Something else that really sets this movie apart is its wonderful script. Officially, Sagay is credited as “Belle’s” sole writer, but this was disputed, with almost the entire cast pointing out that the final script was almost entirely written by Asante. All that aside, it is genius. The main love interest, John Davinier (in the movie an abolitionist and aspiring lawyer) often waxes poetic on the evils of slavery, saying that “Laws that allow us to diminish the humanity of anybody are not laws. They are the frameworks for crime.” His character is an excellent example of the female gaze, especially because his character is meant to be contrasted against the other men in Dido’s life who either view her as unloveable or as an “exotic” object. Davinier respects Dido’s intellect and her reflections on society. He is her friend before he falls in love with her. Furthermore, his commentary on slavery is not patronizing nor does it feel like pandering to an audience that wants to see progressivism. It’s just spot on. 

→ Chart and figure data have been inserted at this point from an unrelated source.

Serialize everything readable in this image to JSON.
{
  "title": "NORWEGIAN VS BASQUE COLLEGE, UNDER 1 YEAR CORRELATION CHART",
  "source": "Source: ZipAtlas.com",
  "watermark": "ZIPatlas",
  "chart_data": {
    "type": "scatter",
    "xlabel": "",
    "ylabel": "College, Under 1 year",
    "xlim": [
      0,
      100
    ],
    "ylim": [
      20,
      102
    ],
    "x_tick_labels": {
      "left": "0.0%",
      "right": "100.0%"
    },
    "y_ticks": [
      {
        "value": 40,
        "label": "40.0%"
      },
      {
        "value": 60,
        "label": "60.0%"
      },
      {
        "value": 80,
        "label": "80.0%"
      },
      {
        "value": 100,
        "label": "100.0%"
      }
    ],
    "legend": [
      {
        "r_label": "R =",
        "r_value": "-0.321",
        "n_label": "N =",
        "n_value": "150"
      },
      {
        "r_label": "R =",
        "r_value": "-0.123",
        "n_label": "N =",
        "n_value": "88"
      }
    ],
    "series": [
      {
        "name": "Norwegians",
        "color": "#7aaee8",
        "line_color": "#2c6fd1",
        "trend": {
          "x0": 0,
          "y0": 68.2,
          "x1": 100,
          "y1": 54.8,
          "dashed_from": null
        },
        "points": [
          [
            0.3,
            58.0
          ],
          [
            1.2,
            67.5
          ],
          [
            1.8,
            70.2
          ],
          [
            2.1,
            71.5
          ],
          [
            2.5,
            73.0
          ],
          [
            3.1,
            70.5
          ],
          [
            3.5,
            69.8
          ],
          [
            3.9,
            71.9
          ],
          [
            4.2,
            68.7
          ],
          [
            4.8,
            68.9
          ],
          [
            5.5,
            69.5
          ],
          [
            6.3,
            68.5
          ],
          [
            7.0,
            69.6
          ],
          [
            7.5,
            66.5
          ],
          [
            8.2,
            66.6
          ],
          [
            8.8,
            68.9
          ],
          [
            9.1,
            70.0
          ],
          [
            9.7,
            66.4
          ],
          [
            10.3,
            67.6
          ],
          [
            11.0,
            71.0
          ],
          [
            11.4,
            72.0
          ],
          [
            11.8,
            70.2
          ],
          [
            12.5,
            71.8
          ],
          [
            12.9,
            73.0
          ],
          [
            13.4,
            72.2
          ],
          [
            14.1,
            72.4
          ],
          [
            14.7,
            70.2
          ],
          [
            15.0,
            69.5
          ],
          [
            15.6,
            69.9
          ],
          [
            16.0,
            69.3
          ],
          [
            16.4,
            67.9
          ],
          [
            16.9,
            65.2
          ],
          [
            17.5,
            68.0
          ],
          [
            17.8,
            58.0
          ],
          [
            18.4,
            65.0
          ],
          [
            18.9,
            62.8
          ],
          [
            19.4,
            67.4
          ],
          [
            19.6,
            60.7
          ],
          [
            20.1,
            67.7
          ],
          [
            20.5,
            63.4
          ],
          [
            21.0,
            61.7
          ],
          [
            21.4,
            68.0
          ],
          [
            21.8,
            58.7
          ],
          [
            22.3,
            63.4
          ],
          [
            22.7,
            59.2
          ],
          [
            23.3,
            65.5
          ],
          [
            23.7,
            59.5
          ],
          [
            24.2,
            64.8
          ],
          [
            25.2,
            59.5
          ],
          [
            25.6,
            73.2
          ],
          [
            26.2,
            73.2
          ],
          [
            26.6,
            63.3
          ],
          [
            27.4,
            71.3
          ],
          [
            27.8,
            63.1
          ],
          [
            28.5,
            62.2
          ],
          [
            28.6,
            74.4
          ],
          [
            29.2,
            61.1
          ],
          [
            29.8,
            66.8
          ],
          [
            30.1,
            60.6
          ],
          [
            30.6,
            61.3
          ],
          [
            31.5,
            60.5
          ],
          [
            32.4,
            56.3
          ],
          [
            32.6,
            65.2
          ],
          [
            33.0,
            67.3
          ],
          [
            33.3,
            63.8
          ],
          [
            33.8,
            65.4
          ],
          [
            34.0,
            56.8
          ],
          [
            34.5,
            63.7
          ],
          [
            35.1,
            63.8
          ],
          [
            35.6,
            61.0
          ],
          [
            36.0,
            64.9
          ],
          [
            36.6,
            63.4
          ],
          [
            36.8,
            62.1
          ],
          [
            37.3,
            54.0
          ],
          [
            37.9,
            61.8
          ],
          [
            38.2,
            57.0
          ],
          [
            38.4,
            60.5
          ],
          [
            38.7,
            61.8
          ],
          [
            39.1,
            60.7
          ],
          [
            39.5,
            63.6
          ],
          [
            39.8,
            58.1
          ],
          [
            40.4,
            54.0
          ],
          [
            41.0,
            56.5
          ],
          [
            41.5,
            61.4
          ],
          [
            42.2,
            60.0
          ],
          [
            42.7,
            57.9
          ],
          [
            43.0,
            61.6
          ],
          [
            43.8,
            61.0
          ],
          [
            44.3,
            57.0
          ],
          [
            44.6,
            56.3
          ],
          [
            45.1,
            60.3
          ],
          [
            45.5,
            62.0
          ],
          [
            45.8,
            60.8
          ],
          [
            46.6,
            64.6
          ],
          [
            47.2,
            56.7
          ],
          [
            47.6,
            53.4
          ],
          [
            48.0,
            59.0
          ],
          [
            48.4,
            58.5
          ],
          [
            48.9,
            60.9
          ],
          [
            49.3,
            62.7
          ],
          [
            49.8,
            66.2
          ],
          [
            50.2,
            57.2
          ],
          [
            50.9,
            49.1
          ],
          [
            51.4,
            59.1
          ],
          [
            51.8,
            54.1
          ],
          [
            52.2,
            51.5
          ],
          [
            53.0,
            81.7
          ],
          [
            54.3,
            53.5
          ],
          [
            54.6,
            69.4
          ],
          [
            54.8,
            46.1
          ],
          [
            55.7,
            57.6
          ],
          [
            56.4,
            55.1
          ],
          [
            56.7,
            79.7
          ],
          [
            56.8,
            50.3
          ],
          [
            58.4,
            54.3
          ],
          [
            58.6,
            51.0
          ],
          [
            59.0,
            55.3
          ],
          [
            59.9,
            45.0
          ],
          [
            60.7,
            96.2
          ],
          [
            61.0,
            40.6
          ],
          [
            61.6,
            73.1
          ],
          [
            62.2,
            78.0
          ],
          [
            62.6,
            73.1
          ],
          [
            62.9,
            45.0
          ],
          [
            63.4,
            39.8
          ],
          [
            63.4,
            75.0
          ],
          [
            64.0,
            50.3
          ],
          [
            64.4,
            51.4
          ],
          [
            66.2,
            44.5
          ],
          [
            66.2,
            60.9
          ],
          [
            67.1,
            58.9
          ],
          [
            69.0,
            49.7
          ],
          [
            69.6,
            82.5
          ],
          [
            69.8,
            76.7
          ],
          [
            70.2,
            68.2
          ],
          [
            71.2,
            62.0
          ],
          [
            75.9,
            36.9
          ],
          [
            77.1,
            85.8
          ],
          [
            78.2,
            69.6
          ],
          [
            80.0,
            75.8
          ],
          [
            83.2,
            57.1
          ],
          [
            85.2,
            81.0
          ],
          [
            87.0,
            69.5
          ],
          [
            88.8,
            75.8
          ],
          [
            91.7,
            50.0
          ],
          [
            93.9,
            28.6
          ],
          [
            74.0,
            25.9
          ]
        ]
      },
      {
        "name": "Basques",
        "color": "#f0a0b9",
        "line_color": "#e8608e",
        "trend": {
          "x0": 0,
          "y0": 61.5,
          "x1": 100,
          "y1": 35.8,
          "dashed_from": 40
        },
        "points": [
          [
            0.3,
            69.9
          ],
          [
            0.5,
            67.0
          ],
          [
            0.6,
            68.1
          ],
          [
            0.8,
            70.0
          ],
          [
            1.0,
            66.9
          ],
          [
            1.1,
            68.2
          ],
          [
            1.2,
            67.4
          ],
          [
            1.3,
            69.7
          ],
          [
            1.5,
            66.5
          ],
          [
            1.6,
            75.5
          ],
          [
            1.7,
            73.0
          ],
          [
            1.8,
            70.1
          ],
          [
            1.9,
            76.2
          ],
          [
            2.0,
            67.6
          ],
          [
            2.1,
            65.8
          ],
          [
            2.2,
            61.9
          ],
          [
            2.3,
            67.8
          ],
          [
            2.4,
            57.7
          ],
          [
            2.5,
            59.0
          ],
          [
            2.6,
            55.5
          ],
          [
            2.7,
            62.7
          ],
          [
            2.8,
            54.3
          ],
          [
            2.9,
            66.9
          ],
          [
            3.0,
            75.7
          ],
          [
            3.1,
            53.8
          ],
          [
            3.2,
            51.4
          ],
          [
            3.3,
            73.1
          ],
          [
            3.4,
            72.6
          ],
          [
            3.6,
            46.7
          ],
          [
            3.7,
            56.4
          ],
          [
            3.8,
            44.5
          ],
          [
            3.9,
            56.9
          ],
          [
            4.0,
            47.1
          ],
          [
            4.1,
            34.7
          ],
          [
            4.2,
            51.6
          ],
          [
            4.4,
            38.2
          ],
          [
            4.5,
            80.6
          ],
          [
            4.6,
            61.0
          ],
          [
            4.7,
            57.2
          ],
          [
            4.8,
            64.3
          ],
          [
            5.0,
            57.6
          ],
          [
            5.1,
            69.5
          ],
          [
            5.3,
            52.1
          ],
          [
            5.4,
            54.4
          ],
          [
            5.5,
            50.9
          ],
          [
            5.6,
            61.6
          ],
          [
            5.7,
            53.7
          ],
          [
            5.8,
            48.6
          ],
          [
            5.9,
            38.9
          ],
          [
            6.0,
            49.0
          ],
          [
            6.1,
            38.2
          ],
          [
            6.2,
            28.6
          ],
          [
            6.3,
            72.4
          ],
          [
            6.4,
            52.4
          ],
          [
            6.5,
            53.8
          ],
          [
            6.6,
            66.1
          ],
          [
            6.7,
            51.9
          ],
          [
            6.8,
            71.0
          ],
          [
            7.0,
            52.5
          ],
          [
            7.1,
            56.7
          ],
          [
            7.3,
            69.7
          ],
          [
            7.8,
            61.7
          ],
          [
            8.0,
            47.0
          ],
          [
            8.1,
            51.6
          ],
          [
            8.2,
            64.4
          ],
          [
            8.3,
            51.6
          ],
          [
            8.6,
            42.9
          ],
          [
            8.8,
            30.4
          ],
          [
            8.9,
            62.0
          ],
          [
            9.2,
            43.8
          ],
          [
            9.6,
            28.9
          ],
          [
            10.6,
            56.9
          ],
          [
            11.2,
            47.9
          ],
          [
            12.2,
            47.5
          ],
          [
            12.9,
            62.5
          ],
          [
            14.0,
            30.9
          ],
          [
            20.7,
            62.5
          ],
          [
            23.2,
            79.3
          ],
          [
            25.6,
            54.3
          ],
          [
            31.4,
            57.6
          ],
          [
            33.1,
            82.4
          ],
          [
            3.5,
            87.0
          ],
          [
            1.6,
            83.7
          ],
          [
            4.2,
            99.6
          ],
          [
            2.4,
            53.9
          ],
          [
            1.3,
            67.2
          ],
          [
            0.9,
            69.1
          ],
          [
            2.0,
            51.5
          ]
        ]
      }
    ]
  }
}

Though several other supporting characters also share some powerful moments of reflection, the most beautiful writing goes to the leading lady herself. She stands up for herself and her mother in the face of people who blatantly tell her that they wish to “overlook” the Black side of her family. She stands up to her adoptive father, who wants to shield her from the discomfort the world would put on her by telling him to do better and be braver. She falls in love on her own terms and in her own time. Dido’s lines burst with the determination of her character, who is trying to find herself in a world that does not want her. “I don’t feel that I find myself anywhere,” she tells Lord Mansfield right before he delivers his famous ruling. But in this story, she most certainly finds her voice.

I would be remiss if I did not mention the portrait on which “Belle” is based. It plays an important role in both the plot and the development of Dido’s and Lord Mansfield’s characters. Dido (and consequently the viewer) always pauses to notice the way that black people are depicted in art: always below their white counterparts, always with grotesquely exaggerated features, always looking up in awe at white men. When the time comes for her to be painted, she is hesitant. She does not want to be shown staring up at her cousin in subservience. But when the painting is revealed, her eyes are above her cousin’s and it is Elizabeth who is holding her hand, not the other way around. The portrait serves to highlight the uniqueness of the life that the real Dido Belle lived. “Belle” the movie gives the woman in the portrait a larger than life story. And it’s marvelous. If you haven’t watched it, go watch it.